Long before Patrick Paige II, knew how to rip bass, he knew he wanted to fly. “Since I was little I was obsessed with aviation,” he recalls. “I wanted to be in the airforce until I got older and more conscious — no, I don’t wanna drop bombs on people for no fucking reason. But flying was an obsession that started young.” It’s a fixation that permeates his forthcoming sophomore album If I Fail Are We Still Cool, a collection of tenacious affirmations stitched together with in-flight interludes and an unshakable sense of ascension.

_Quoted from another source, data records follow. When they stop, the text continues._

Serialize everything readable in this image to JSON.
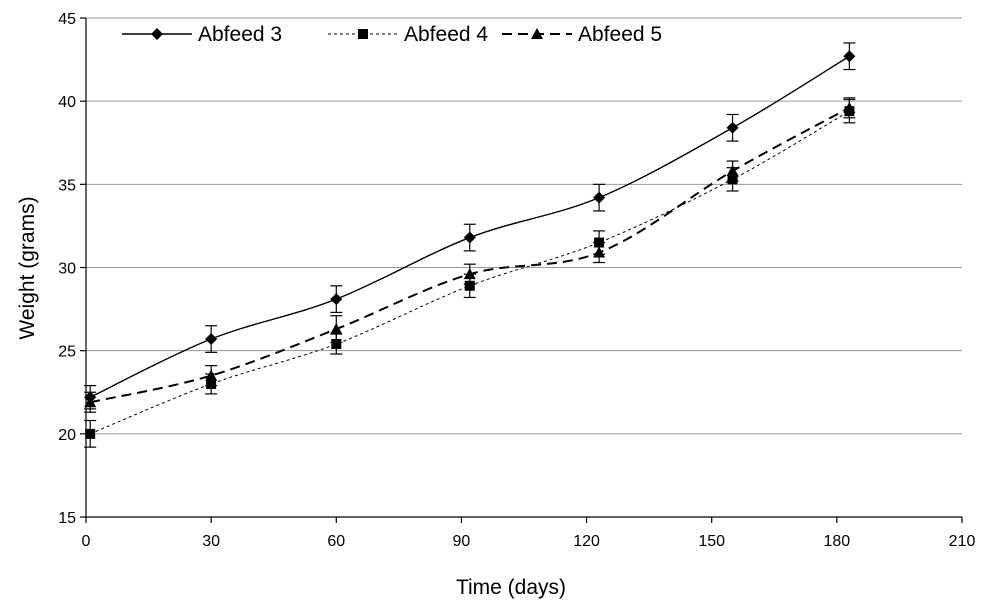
{
  "chart_data": {
    "type": "line",
    "xlabel": "Time (days)",
    "ylabel": "Weight (grams)",
    "xlim": [
      0,
      210
    ],
    "ylim": [
      15,
      45
    ],
    "xticks": [
      0,
      30,
      60,
      90,
      120,
      150,
      180,
      210
    ],
    "yticks": [
      15,
      20,
      25,
      30,
      35,
      40,
      45
    ],
    "grid": "horizontal",
    "legend_position": "top-left",
    "series": [
      {
        "name": "Abfeed 3",
        "marker": "diamond",
        "line_style": "solid",
        "x": [
          1,
          30,
          60,
          92,
          123,
          155,
          183
        ],
        "y": [
          22.2,
          25.7,
          28.1,
          31.8,
          34.2,
          38.4,
          42.7
        ],
        "error": [
          0.7,
          0.8,
          0.8,
          0.8,
          0.8,
          0.8,
          0.8
        ]
      },
      {
        "name": "Abfeed 4",
        "marker": "square",
        "line_style": "dotted",
        "x": [
          1,
          30,
          60,
          92,
          123,
          155,
          183
        ],
        "y": [
          20.0,
          23.0,
          25.4,
          28.9,
          31.5,
          35.3,
          39.4
        ],
        "error": [
          0.8,
          0.6,
          0.6,
          0.7,
          0.7,
          0.7,
          0.7
        ]
      },
      {
        "name": "Abfeed 5",
        "marker": "triangle",
        "line_style": "dashed",
        "x": [
          1,
          30,
          60,
          92,
          123,
          155,
          183
        ],
        "y": [
          21.9,
          23.5,
          26.3,
          29.6,
          30.9,
          35.8,
          39.6
        ],
        "error": [
          0.6,
          0.6,
          0.8,
          0.6,
          0.6,
          0.6,
          0.6
        ]
      }
    ]
  }
}
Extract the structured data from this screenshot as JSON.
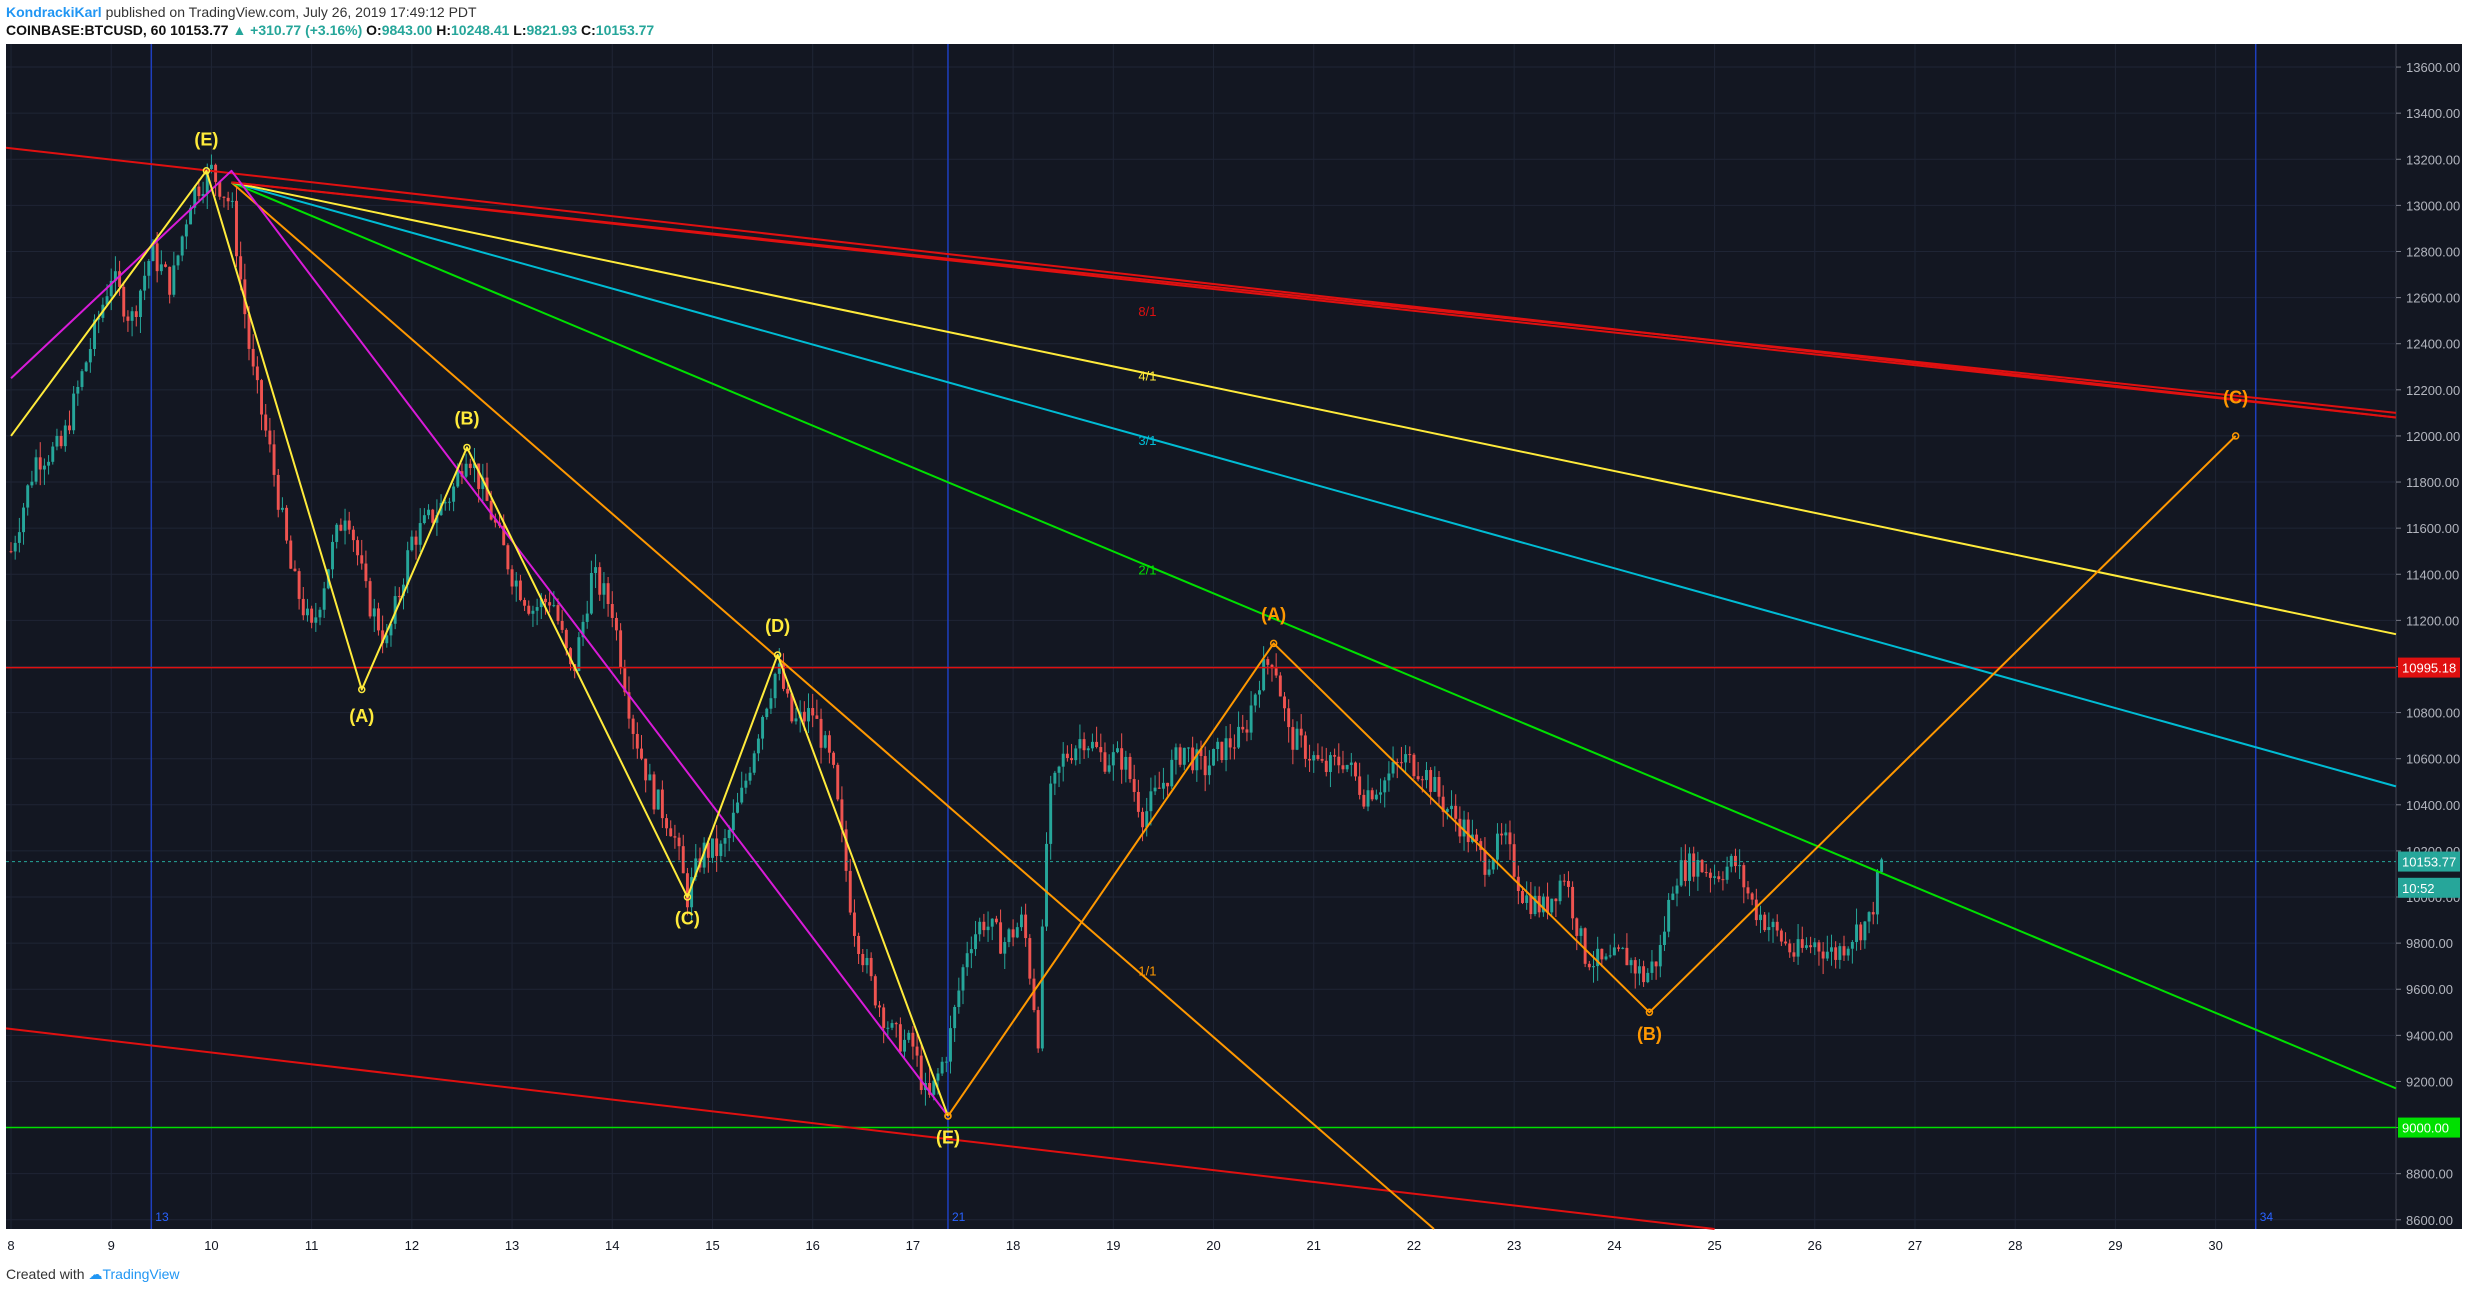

What initially began as the makings of an EP quickly amassed into something more like a revelation once he wrote the hook-heavy “So They Say.” “I never trusted myself to write hooks, but once I wrote that, it was like, ‘oh shit, I can do this. I’m done pretending like I can’t.’” Written on the road and recorded in Hollywood at Chalice Recording Studios with the help of friends Chris Bosmith, Sean Matsukawa and Kameron Allen, the album provided Paige with a canvas to define himself. “I wanna stand for something,” he declares on “Who Am I.” “I wanna do it for the kids who got kicked out of class, beating on tables with the pens, they had no drum pads.” These moments of freeform introspection entwine with effortless grooves, such as on “Whisper” featuring Steve Lacy, Allen Love, and Durand Bernar. Elsewhere on the album, he links with Syd, Westside McFly, Saba, Ohana Bam, and Forte Bowie.
Yet for all its surrounding community, the album remains an inherently individual journey, one that only Paige can take. If he’s already introduced us to who he is as a bassist, and later as an artist, then If I Fail Are We Still Cool introduces us to Paige as a human, with all his vulnerabilities and insatiable ambition. Taken as a whole, it pays rhapsodic homage to who he’s always been while pushing further beyond the goal posts. “It represents everything in abundance that I’m willing to work hard for, and willing to elevate in every aspect.”